In this section, we will evaluate the effectiveness of the location positioning of the model in the chest disease detection task. We used the CAM method to build a thermal map for each disease category of each sample and visualize the most exciting area with the maximum response of the chest X-ray image, which is also the disease area predicted by the model. Figure 6 shows the comparison between the output by our model and the bounding box labeled given by doctors. Our network can preliminarily locate the disease area in a chest X-ray image by enlarging the response value of the target area in the feature map. The predicted disease area (red) is very close to the real lesion labeled area (green boundary box) from the perspective of visual evaluation. As shown in Fig. 6, our method expands the area with cardiac hypertrophy symptoms and provides more information for clinicians. Both sides of the chest X-ray with invasive pulmonary tuberculosis in the figure have this symptom. In contrast, each image in the dataset has only one disease boundary box, so the annotation ignored some boundary boxes of the same disease. Our approach gives a remedy so that we do not ignore any suspicious symptoms. Besides, the proposed model can still accurately identify and locate small target diseases such as masses and pneumonia. The final prediction of our model can provide potential candidate areas for further examination in clinical practice.

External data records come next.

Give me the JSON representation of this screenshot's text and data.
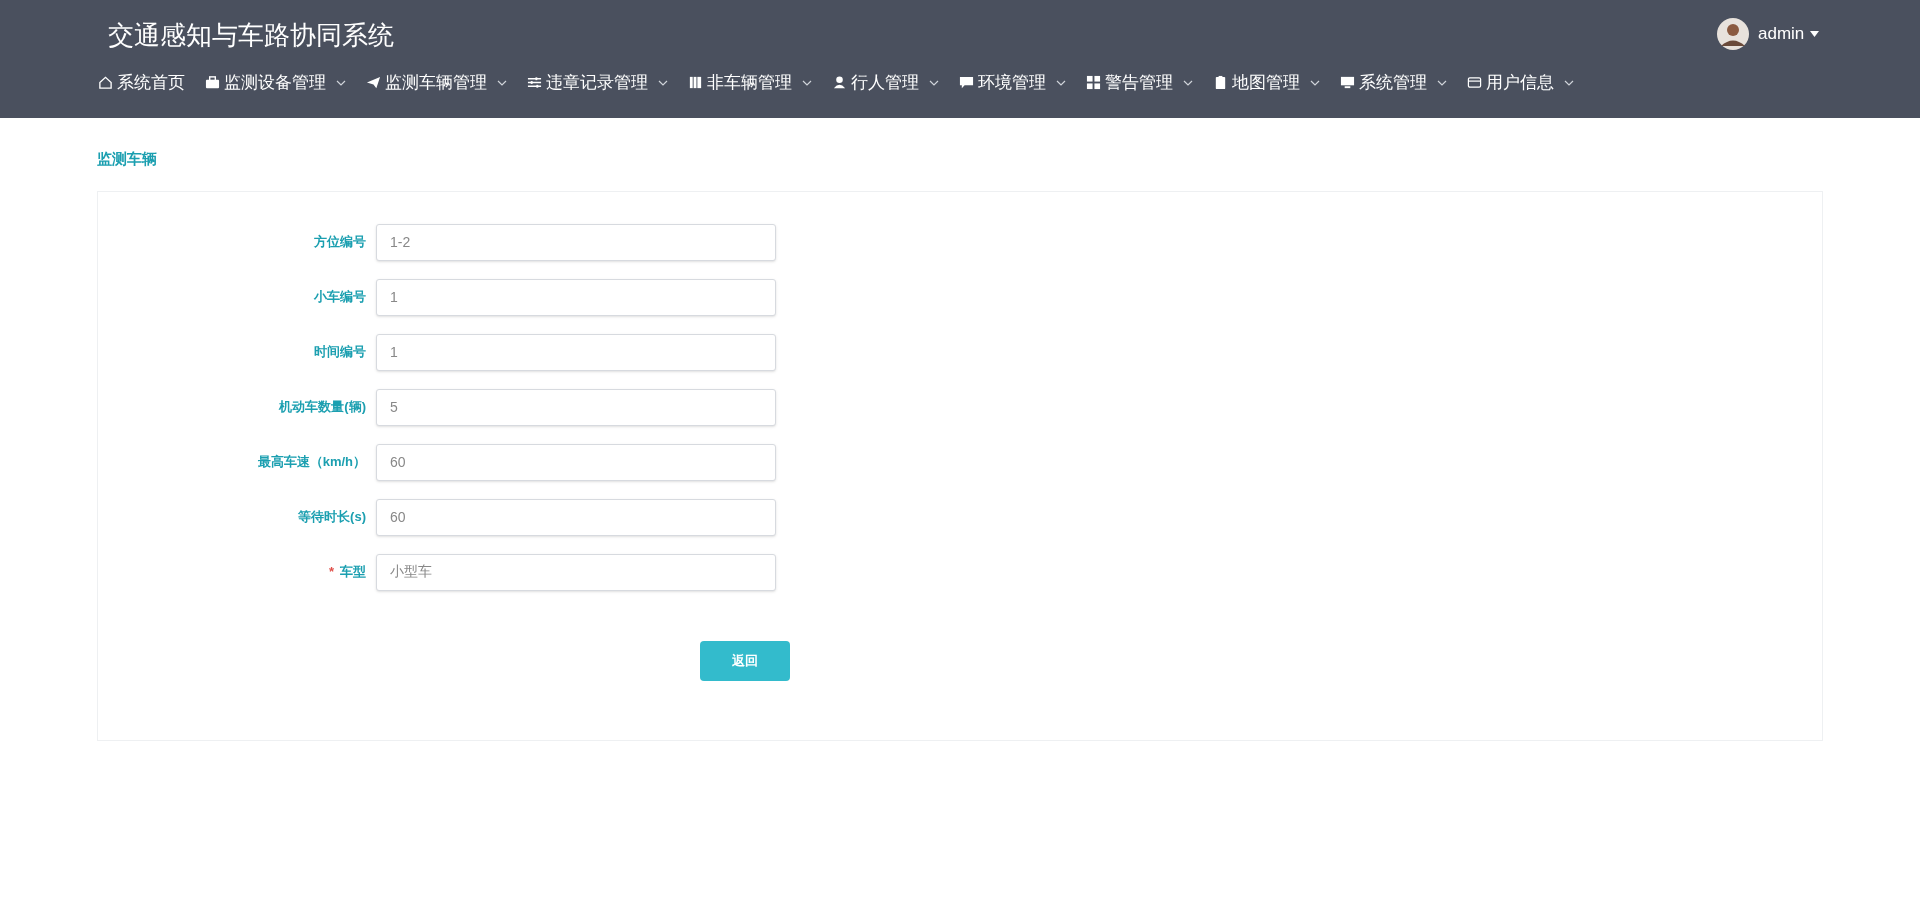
{
  "header": {
    "title": "交通感知与车路协同系统",
    "user": {
      "name": "admin"
    }
  },
  "nav": [
    {
      "label": "系统首页",
      "has_menu": false
    },
    {
      "label": "监测设备管理",
      "has_menu": true
    },
    {
      "label": "监测车辆管理",
      "has_menu": true
    },
    {
      "label": "违章记录管理",
      "has_menu": true
    },
    {
      "label": "非车辆管理",
      "has_menu": true
    },
    {
      "label": "行人管理",
      "has_menu": true
    },
    {
      "label": "环境管理",
      "has_menu": true
    },
    {
      "label": "警告管理",
      "has_menu": true
    },
    {
      "label": "地图管理",
      "has_menu": true
    },
    {
      "label": "系统管理",
      "has_menu": true
    },
    {
      "label": "用户信息",
      "has_menu": true
    }
  ],
  "page_title": "监测车辆",
  "form": {
    "fields": [
      {
        "label": "方位编号",
        "value": "1-2"
      },
      {
        "label": "小车编号",
        "value": "1"
      },
      {
        "label": "时间编号",
        "value": "1"
      },
      {
        "label": "机动车数量(辆)",
        "value": "5"
      },
      {
        "label": "最高车速（km/h）",
        "value": "60"
      },
      {
        "label": "等待时长(s)",
        "value": "60"
      },
      {
        "label": "车型",
        "value": "小型车",
        "required_mark": "*"
      }
    ],
    "buttons": [
      "返回"
    ]
  }
}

Our model does not use any samples with boundary box labels during the training, which means that our model only uses the samples with category labels to achieve the preliminary positioning of chest diseases. This weakly supervised target detection diminishes the workload for labeling the disease boundary box. Simultaneously, the heat map generated by the model shows a promising ability to locate the disease area and can be widely used in clinical practice when lacking annotation information.

6 Conclusion

This paper proposes the BAW loss that solves the problem of class imbalance and avoids the over-fitting of noisy labels. Specifically, BAW uses the information of known samples to calculate weights for each category, and to guide the direction of network optimization for the next batch training. BAW is easy-to-implement and can be extended to various deep networks. First of all, this paper uses Cifar10 to simulate imbalanced classes and noisy labels. It is proved that BAW performs better with tough situation of noisy labels and class imbalance.

Besides, we also propose ChestNet, which is used to test our BAW loss in the large-scale medical dataset ChestX-ray14. The result shows that BAW is quite robust in real data.